I live in an urban neighborhood of duplexes, triplexes and apartment buildings. Our city designates a 3-hour window, all in daylight, on the Sunday before Halloween, for T or T. Not one child or teen rang my bell this weekend. Granted, our area is low on families with kids, and packed with single folks, especially students at the nearby State U. I think what the few Moms and Dads around here do is pack the kids in the car and take them to nearby suburbs where almost everybody lives in a single-family home, and try to replicate the kind of experience I had as a kid.
I know of some comics fans who clean out their collections or stock up at their retailer's "quarter bin" and hand out four-color effulgence on Halloween. See: here
The last article on this slow-loading Ain't it Cool News page refers to the practice, too. The kids seem to like it!
Kevin
I think Chesterton said it best:
"When giving treats to friends or children, give them what they like, emphatically not what is good for them."
My kids scored a nice, healthy Chick tract!
Anybody else's ironimeter go off when they saw that one of the anti-candy scolds was named Nestle?
She's not related to the candy giant's founders, though.
Kevin
"We take our kids to the suburban upscale neighborhood where their school is located. It is clogged with hundreds of trick-or-treaters. When they were smaller, we took them to my sister's place, same kind of neighborhood.
"These people go all out for All Hallows E'een. Man, it's right up there with Christmas for time and money spent on cool decorations."
Isn't it interesting that the same effect is seen in the suburban upscale neighborhood and in my Bronx neighborhood? Halloween decorations have come to rival those for Christmas here too, and the kids are in many cases SUV-driven-in from a distance. The trick-or-treaters and the residents here are each largely immigrant to the USA.

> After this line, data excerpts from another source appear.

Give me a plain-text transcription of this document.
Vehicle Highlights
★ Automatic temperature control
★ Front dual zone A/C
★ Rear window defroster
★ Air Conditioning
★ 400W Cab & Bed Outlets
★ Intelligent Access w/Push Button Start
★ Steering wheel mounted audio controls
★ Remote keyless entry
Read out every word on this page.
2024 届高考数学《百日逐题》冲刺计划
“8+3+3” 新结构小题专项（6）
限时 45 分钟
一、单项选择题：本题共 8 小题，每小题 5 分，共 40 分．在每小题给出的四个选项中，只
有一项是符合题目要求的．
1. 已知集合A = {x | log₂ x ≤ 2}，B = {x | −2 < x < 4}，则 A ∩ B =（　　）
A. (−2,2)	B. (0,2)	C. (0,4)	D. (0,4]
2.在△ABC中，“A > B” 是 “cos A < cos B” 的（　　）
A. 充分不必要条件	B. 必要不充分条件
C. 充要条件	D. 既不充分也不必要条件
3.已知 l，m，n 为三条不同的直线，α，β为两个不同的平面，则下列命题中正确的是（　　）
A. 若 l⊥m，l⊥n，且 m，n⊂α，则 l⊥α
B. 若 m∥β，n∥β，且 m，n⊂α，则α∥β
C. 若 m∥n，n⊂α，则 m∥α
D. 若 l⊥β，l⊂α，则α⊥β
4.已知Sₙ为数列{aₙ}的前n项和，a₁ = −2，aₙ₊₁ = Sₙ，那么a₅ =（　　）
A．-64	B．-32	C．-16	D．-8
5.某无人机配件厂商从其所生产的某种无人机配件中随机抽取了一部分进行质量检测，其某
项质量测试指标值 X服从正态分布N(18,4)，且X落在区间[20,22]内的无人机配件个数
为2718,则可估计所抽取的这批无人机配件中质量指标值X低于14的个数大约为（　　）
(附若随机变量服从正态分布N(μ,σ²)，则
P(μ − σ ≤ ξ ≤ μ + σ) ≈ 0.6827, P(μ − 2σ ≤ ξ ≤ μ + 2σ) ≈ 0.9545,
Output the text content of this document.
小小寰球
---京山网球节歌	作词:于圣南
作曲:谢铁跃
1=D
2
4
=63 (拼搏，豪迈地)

Even though I'm from around here (52 YO), it was never this big when I was a child. And now it's caught on as a party holiday among adults, which was practically nonexistent when I was a child.
Man, I hated those religious wackos who handed out that Chick shit. I remember always getting ones that had great stories about kids being beaten by their dads and forced to panhandle, but it would be good because one day the dad would beat them to death and they would meet jesus in heaven.
Our local giveaway weekly paper ran the Halloween installment of Owen Dunne's You Damn Kid...., which seemed apropos the discussion.
I wore a home-made Batman costume once. it must have been in 1967. A local appliance store had given away free cardboard masks, with a very Carmine Infantino-ish Batman head on one side, and a Robin face on the other. Unlike the Damn Kid in the cartoon, I avoided wearing a coat, by attaching a bat-symbol to a grey shirt borrowed from an older brother, and wearing sweatshirts that gave my torso the required barrel shape underneath, while keeping it warm. Yes, my younger brother played Boy Wonder, but drew the line at going out in short pants.